Contemporary AI technologies offer a remarkable simulacrum of human language, to the extent that they are now in regular use in contexts ranging from computer programming to essay writing to virtual dating. Given their general effectiveness in many settings, it seems reasonable to ask whether these systems "have concepts": do they "understand" their language input and the responses that they generate? Do they "know" about the world? If they do, how would we tell? These questions have also been posed of other intelligent behaving systems, including animals, infants and children, people with atypical patterns of neuro-cognitive development, and patients suffering from cognitive and language impairments following brain injury. Over the years scientists have innovated clever ways of assessing what kinds of language and cognitive behaviors such populations can/cannot do, which provide a toolbox for evaluating contemporary AI capabilities. In this talk I will suggest that current models show patterns of success and failure that are unlike any naturally intelligent system, and that such patterns highlight aspects of human cognition and language that, while not really recognized in most prior work, may be essential to what we mean by the word "concept."

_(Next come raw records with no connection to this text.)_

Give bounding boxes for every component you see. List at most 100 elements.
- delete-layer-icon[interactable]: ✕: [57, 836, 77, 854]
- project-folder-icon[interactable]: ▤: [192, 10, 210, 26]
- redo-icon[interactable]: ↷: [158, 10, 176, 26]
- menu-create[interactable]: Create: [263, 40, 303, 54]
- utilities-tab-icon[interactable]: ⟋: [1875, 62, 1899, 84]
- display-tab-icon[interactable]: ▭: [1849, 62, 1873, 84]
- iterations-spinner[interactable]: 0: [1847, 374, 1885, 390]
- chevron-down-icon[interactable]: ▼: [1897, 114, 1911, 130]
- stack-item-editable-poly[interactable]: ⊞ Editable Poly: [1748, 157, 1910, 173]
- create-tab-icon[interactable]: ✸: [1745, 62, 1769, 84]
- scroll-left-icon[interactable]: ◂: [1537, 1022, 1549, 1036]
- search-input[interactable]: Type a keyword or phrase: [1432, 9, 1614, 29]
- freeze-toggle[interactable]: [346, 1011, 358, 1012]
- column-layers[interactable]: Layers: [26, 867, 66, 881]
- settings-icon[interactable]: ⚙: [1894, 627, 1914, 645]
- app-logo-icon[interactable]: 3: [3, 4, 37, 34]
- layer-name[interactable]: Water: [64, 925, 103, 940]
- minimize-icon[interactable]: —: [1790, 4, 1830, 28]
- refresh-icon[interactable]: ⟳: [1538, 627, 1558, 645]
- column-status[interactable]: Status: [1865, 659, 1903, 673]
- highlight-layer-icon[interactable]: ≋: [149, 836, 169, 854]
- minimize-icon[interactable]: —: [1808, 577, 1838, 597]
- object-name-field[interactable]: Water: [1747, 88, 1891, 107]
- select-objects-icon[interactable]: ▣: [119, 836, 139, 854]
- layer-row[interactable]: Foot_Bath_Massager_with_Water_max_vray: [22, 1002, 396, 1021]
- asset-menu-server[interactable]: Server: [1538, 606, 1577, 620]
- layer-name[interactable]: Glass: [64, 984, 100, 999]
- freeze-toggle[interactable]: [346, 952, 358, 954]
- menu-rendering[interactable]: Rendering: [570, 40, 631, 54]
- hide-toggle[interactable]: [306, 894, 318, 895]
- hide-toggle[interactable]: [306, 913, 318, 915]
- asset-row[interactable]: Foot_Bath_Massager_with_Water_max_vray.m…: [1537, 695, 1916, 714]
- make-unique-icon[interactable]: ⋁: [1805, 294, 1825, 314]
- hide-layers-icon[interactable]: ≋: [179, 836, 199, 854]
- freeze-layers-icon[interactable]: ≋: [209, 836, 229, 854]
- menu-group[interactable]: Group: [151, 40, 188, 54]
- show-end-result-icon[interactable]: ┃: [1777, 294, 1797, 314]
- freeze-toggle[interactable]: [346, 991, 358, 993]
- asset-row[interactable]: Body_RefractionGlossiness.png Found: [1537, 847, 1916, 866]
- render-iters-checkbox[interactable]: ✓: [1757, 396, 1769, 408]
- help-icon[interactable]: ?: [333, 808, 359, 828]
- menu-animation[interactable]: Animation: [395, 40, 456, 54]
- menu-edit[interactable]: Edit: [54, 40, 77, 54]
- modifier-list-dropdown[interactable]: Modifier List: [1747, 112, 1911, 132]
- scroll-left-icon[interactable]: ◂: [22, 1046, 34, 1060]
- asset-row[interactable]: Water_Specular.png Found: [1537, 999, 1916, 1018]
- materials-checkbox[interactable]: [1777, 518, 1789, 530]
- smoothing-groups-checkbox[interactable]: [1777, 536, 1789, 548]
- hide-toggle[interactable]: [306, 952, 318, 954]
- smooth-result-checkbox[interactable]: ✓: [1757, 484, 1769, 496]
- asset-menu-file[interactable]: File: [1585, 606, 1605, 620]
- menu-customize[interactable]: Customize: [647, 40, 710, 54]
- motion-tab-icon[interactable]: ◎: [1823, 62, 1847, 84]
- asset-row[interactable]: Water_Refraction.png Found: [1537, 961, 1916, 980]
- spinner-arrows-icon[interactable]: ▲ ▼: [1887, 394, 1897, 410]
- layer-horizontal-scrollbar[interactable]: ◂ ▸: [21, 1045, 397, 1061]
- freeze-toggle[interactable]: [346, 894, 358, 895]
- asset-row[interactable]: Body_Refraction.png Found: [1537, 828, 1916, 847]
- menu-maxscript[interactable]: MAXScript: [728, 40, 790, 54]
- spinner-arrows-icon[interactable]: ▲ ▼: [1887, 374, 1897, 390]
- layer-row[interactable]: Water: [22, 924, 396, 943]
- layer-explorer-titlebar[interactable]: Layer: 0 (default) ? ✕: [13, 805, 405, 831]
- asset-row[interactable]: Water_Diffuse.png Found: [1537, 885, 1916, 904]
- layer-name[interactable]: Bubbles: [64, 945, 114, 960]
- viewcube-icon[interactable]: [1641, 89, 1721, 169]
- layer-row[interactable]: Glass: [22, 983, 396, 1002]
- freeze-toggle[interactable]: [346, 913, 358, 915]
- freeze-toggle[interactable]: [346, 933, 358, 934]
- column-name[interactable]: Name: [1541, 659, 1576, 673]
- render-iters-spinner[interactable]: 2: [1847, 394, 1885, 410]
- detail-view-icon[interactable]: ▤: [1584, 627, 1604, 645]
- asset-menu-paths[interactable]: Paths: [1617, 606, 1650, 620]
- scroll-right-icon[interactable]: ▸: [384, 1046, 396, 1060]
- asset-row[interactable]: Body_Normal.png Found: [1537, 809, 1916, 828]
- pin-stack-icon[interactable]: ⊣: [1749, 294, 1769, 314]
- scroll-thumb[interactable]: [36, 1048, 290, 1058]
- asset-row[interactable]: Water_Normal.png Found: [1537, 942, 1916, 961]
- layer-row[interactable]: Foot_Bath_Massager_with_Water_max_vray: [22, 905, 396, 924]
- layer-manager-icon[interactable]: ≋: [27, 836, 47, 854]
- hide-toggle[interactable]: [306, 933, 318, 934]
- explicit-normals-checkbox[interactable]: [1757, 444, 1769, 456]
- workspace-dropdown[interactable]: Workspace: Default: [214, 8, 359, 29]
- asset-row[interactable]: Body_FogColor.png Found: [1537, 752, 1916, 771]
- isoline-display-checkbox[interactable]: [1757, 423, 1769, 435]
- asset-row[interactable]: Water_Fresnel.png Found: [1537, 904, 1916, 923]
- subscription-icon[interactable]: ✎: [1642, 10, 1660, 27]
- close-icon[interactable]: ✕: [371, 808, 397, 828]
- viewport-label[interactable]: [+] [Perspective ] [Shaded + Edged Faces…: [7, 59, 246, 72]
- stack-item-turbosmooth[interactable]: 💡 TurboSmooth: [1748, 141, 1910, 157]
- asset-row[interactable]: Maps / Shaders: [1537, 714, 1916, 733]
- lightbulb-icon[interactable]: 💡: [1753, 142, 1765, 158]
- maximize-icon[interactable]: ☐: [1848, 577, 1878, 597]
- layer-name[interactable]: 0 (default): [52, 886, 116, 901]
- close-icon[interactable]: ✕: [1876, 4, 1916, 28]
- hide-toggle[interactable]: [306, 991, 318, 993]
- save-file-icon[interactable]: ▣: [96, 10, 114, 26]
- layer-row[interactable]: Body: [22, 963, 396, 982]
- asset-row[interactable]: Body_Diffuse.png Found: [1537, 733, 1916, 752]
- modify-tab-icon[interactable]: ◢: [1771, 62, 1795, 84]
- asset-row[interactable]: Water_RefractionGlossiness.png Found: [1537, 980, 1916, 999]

- Dr Guy Emerson (Cambridge)
Title: The possibility and impossibility of computing meaning
Past work has shown that many aspects of natural language semantics can be modelled using tools from logic and probability theory. I will first discuss how it is possible to train such a model in practice on various kinds of data, and how the probabilistic logical structure of the model is important for generalisation. Turning to the future, I will take stock of the bigger picture, and explain why it is (unfortunately) impossible for such a model to satisfy all the properties we might ideally expect, including computational tractability and logical/probabilistic coherence. I will sketch a new approach to probabilistic modelling, which maintains tractability by relaxing the strict demands of Bayesian inference. This has the potential to explain how patterns of language use arise as a result of computationally constrained minds interacting with a computationally demanding world.